Как же предсказать столь внезапные катастрофы? Для этого необходимо изучить, как связана вулканическая деятельность с движением плит.

27 июля судно встало к пирсу в небольшом итальянском городе Чивита-Веккья — аванпорте Рима. Огромные морские паромы «Леонардо да Винчи», «Палермо» и другие, вмещающие сотни автомашин с туристами, идут отсюда на остров Сардиния и в другие места Средиземноморья. Июль — время летних отпусков, и порт буквально забит автомобилями, до отказа заполненными многодетными и шумными семьями. Длинные автомобильные очереди выстраиваются к причалам уже с утра. А вот и цыганский табор. Только вместо традиционных коней, телег и пестрых шатров на их «вооружении» вполне современные и комфортабельные фургоны «фиат».

На судно приехали итальянские участники экспедиции: доктор Карло Савелли, ученый-петрограф из Геологического института в Болонье, автор известных работ по геологии Тирренского моря и Апеннинского полуострова, и Марчелло Грелини, представитель концерна, занимающегося поисками полезных ископаемых. Вместе с ними — еще несколько специалистов. Решается вопрос — какую гору выбрать для подводных исследований. Тирренское море хоть и невелико, но по сложности своего геологического строения не уступит любому океану. Большая группа гор расположена в центральной и южной его частях, — это подводные вулканы, напоминающие океанские. Один из них несколько лет назад был открыт советскими учеными на судне «Академик Вавилов». Он так и назван на всех картах «Гора Вавилова».

Другая группа гор протягивается цепочкой в северо-западной части моря вдоль побережья Корсики и Сардинии. Сюда входит и подводная гора Верчелли, и, как это ни странно, о составе пород, слагающих гору Верчелли, ни у нас, ни у наших итальянских коллег никаких сведений нет. Что это — вулкан или гряда, отделившаяся от острова Сардиния? Вершина горы находится на небольшой глубине, доступной для подводного аппарата и для водолазов. Решено поэтому начать с нее.

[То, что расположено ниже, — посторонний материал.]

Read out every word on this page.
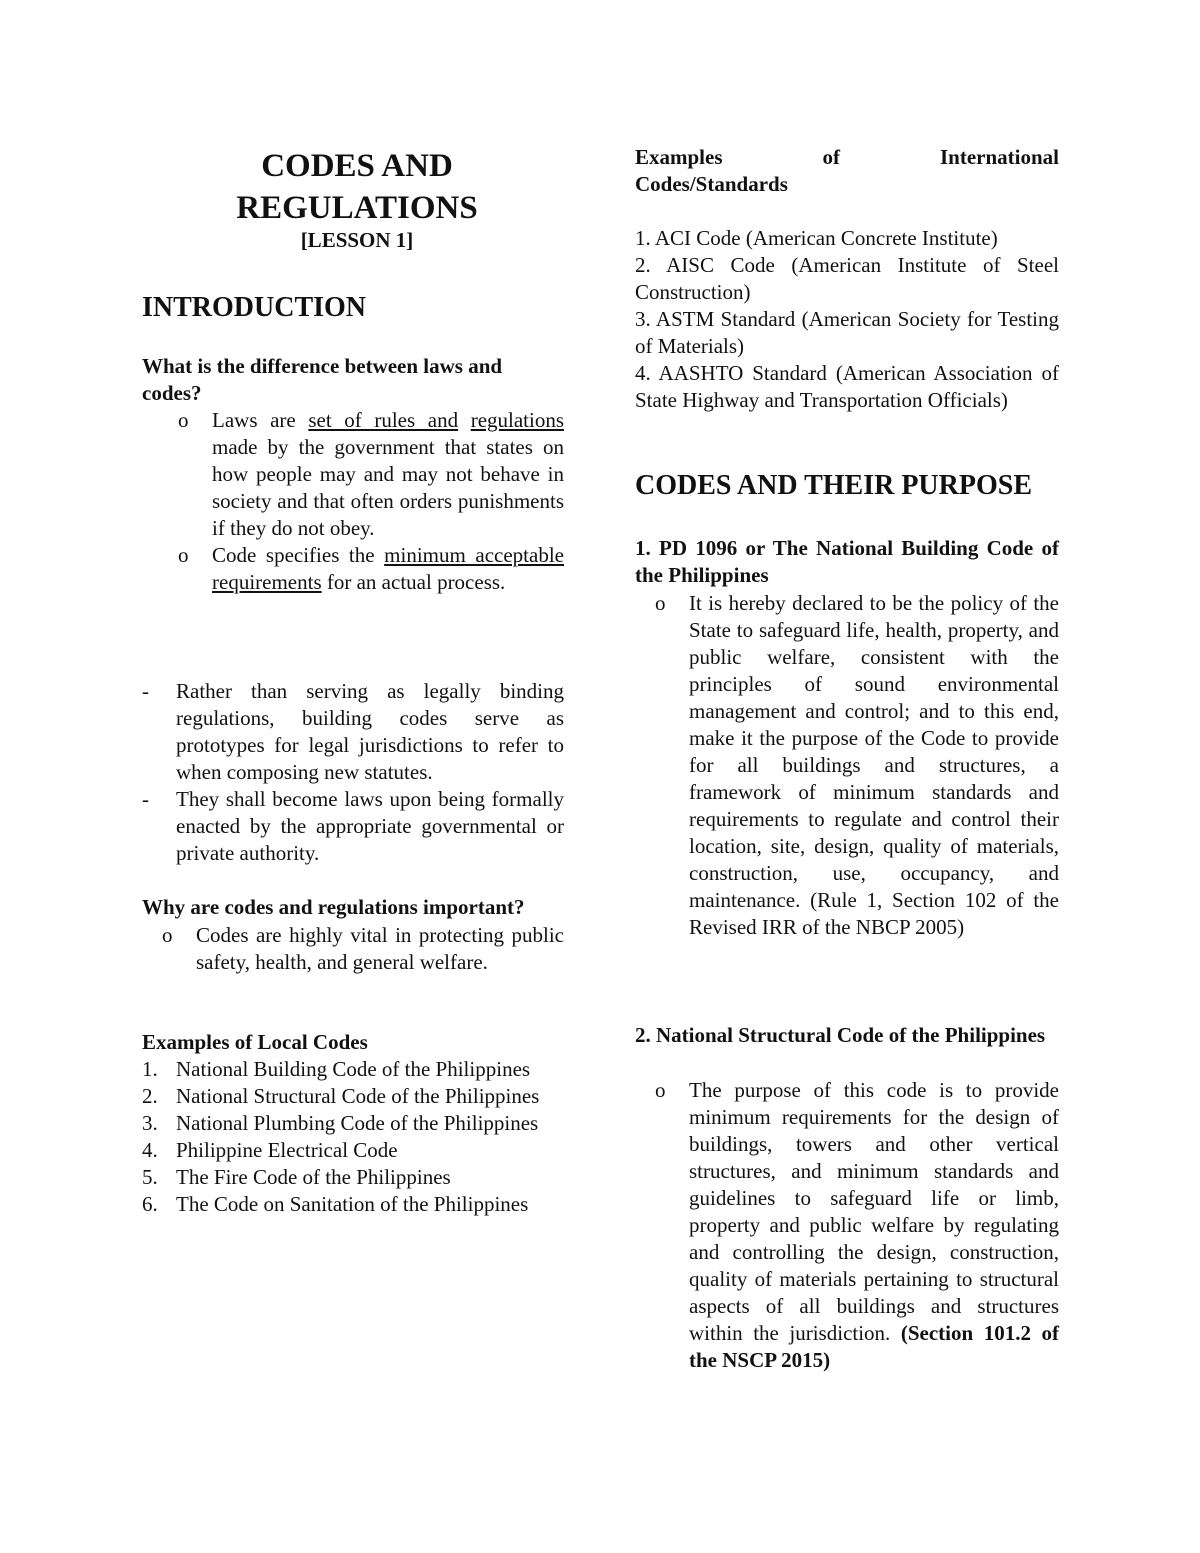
CODES AND
REGULATIONS
[LESSON 1]
INTRODUCTION
What is the difference between laws and
codes?
o Laws are set of rules and regulations made by the government that states on how people may and may not behave in society and that often orders punishments if they do not obey.
o Code specifies the minimum acceptable requirements for an actual process.
- Rather than serving as legally binding regulations, building codes serve as prototypes for legal jurisdictions to refer to when composing new statutes.
- They shall become laws upon being formally enacted by the appropriate governmental or private authority.
Why are codes and regulations important?
o Codes are highly vital in protecting public safety, health, and general welfare.
Examples of Local Codes
1. National Building Code of the Philippines
2. National Structural Code of the Philippines
3. National Plumbing Code of the Philippines
4. Philippine Electrical Code
5. The Fire Code of the Philippines
6. The Code on Sanitation of the Philippines
Examples	of	International
Codes/Standards

1. ACI Code (American Concrete Institute)

2. AISC Code (American Institute of Steel Construction)

3. ASTM Standard (American Society for Testing of Materials)

4. AASHTO Standard (American Association of State Highway and Transportation Officials)

CODES AND THEIR PURPOSE
1. PD 1096 or The National Building Code of the Philippines
o It is hereby declared to be the policy of the State to safeguard life, health, property, and public welfare, consistent with the principles of sound environmental management and control; and to this end, make it the purpose of the Code to provide for all buildings and structures, a framework of minimum standards and requirements to regulate and control their location, site, design, quality of materials, construction, use, occupancy, and maintenance. (Rule 1, Section 102 of the Revised IRR of the NBCP 2005)
2. National Structural Code of the Philippines
o The purpose of this code is to provide minimum requirements for the design of buildings, towers and other vertical structures, and minimum standards and guidelines to safeguard life or limb, property and public welfare by regulating and controlling the design, construction, quality of materials pertaining to structural aspects of all buildings and structures within the jurisdiction. (Section 101.2 of the NSCP 2015)
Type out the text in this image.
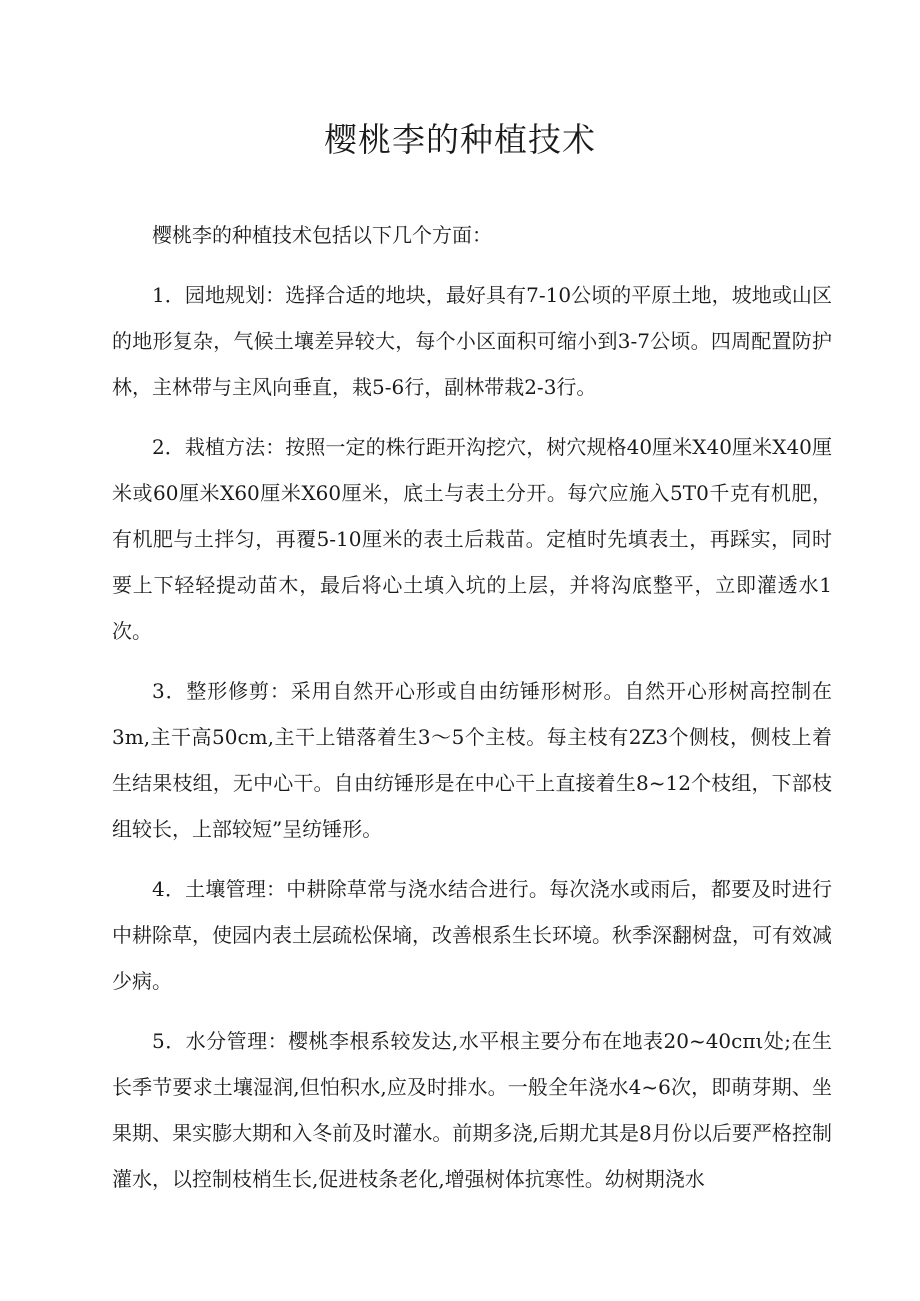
樱桃李的种植技术

樱桃李的种植技术包括以下几个方面：

1．园地规划：选择合适的地块，最好具有7-10公顷的平原土地，坡地或山区的地形复杂，气候土壤差异较大，每个小区面积可缩小到3-7公顷。四周配置防护林，主林带与主风向垂直，栽5-6行，副林带栽2-3行。

2．栽植方法：按照一定的株行距开沟挖穴，树穴规格40厘米X40厘米X40厘米或60厘米X60厘米X60厘米，底土与表土分开。每穴应施入5T0千克有机肥，有机肥与土拌匀，再覆5-10厘米的表土后栽苗。定植时先填表土，再踩实，同时要上下轻轻提动苗木，最后将心土填入坑的上层，并将沟底整平，立即灌透水1次。

3．整形修剪：采用自然开心形或自由纺锤形树形。自然开心形树高控制在3m,主干高50cm,主干上错落着生3〜5个主枝。每主枝有2Z3个侧枝，侧枝上着生结果枝组，无中心干。自由纺锤形是在中心干上直接着生8~12个枝组，下部枝组较长，上部较短”呈纺锤形。

4．土壤管理：中耕除草常与浇水结合进行。每次浇水或雨后，都要及时进行中耕除草，使园内表土层疏松保墒，改善根系生长环境。秋季深翻树盘，可有效减少病。

5．水分管理：樱桃李根系较发达,水平根主要分布在地表20~40cπι处;在生长季节要求土壤湿润,但怕积水,应及时排水。一般全年浇水4~6次，即萌芽期、坐果期、果实膨大期和入冬前及时灌水。前期多浇,后期尤其是8月份以后要严格控制灌水，以控制枝梢生长,促进枝条老化,增强树体抗寒性。幼树期浇水
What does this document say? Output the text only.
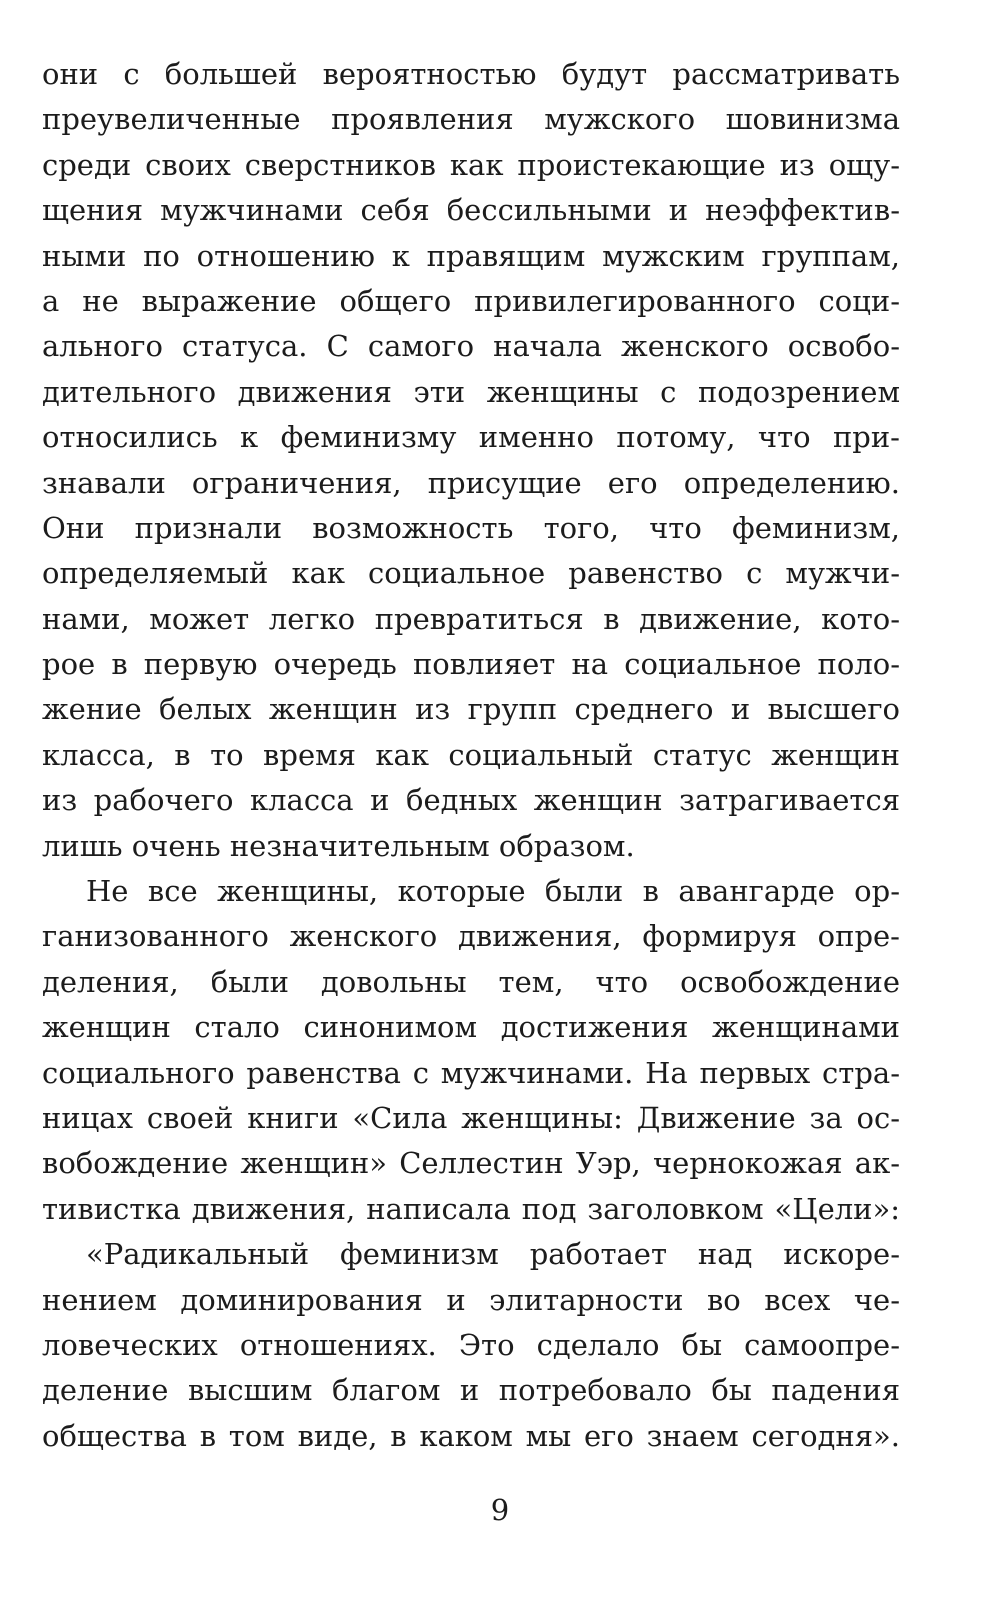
они с большей вероятностью будут рассматривать
преувеличенные проявления мужского шовинизма
среди своих сверстников как проистекающие из ощу-
щения мужчинами себя бессильными и неэффектив-
ными по отношению к правящим мужским группам,
а не выражение общего привилегированного соци-
ального статуса. С самого начала женского освобо-
дительного движения эти женщины с подозрением
относились к феминизму именно потому, что при-
знавали ограничения, присущие его определению.
Они признали возможность того, что феминизм,
определяемый как социальное равенство с мужчи-
нами, может легко превратиться в движение, кото-
рое в первую очередь повлияет на социальное поло-
жение белых женщин из групп среднего и высшего
класса, в то время как социальный статус женщин
из рабочего класса и бедных женщин затрагивается
лишь очень незначительным образом.

Не все женщины, которые были в авангарде ор-
ганизованного женского движения, формируя опре-
деления, были довольны тем, что освобождение
женщин стало синонимом достижения женщинами
социального равенства с мужчинами. На первых стра-
ницах своей книги «Сила женщины: Движение за ос-
вобождение женщин» Селлестин Уэр, чернокожая ак-
тивистка движения, написала под заголовком «Цели»:

«Радикальный феминизм работает над искоре-
нением доминирования и элитарности во всех че-
ловеческих отношениях. Это сделало бы самоопре-
деление высшим благом и потребовало бы падения
общества в том виде, в каком мы его знаем сегодня».

9
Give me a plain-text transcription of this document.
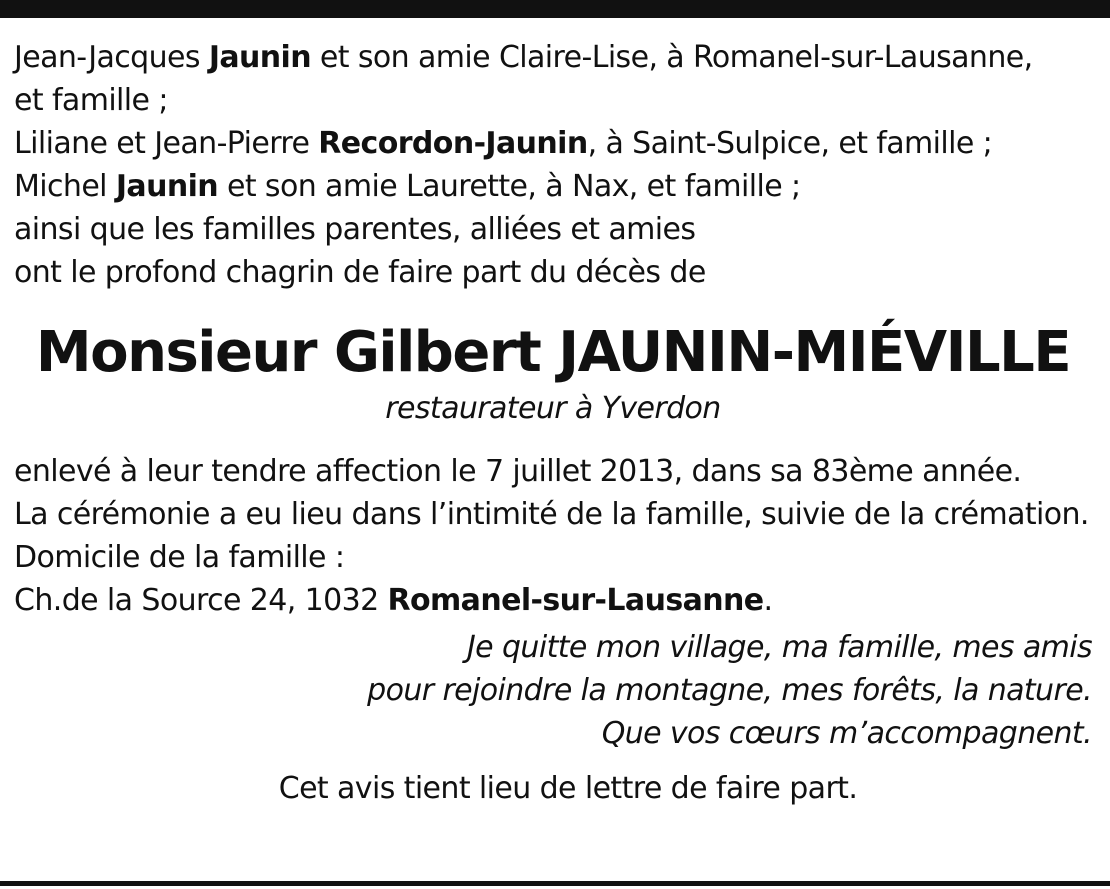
Jean-Jacques Jaunin et son amie Claire-Lise, à Romanel-sur-Lausanne,
et famille ;
Liliane et Jean-Pierre Recordon-Jaunin, à Saint-Sulpice, et famille ;
Michel Jaunin et son amie Laurette, à Nax, et famille ;
ainsi que les familles parentes, alliées et amies
ont le profond chagrin de faire part du décès de
Monsieur Gilbert JAUNIN-MIÉVILLE
restaurateur à Yverdon

enlevé à leur tendre affection le 7 juillet 2013, dans sa 83ème année.

La cérémonie a eu lieu dans l’intimité de la famille, suivie de la crémation.

Domicile de la famille :

Ch.de la Source 24, 1032 Romanel-sur-Lausanne.

Je quitte mon village, ma famille, mes amis
pour rejoindre la montagne, mes forêts, la nature.
Que vos cœurs m’accompagnent.
Cet avis tient lieu de lettre de faire part.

После совещания гости совершают экскурсию по нашему судну, подробно, с большим интересом знакомятся с гипербарической системой и подводным обитаемым аппаратом. Еще бы! Ведь такого оборудования у них пока нет. Потом итальянцы приглашают нас на берег, где становятся хозяевами. Они ведут нас обедать в маленькую тратторию неподалеку от старинных выщербленных временем ворот порта. Традиционное сардинское меню — мидии, королевские креветки, кальмары, острый пахучий сыр. Все это так щедро посыпано перцем, что нужен огнетушитель.

В часы послеобеденной сиесты город вымирает. Только к вечеру, когда спадает жара, набережная заполняется молодежью. Юноши и девушки, одетые с весьма продуманной небрежностью (в моде стиль «фама»), медленно разъезжают на мотороллерах взад и вперед, курят, пьют и целуются, решительно ни на кого не обращая внимания. Рядом с портом — развалины римской крепости. Неподалеку от нее — средневековый форт, когда-то надежно охранявший вход в гавань. Над неопрятным каменистым городским пляжем неподвижно изогнулись редкие пинии.

Поздним вечером «Витязь» выходит из гавани. Навстречу один за другим бесшумно скользят океанские паромы. В неподвижном зеркале Тирренского моря медленно плавится огромное солнце. Берем курс на него, туда, где в конце этой пылающей багряной дорожки скрывается под водой гора Верчелли.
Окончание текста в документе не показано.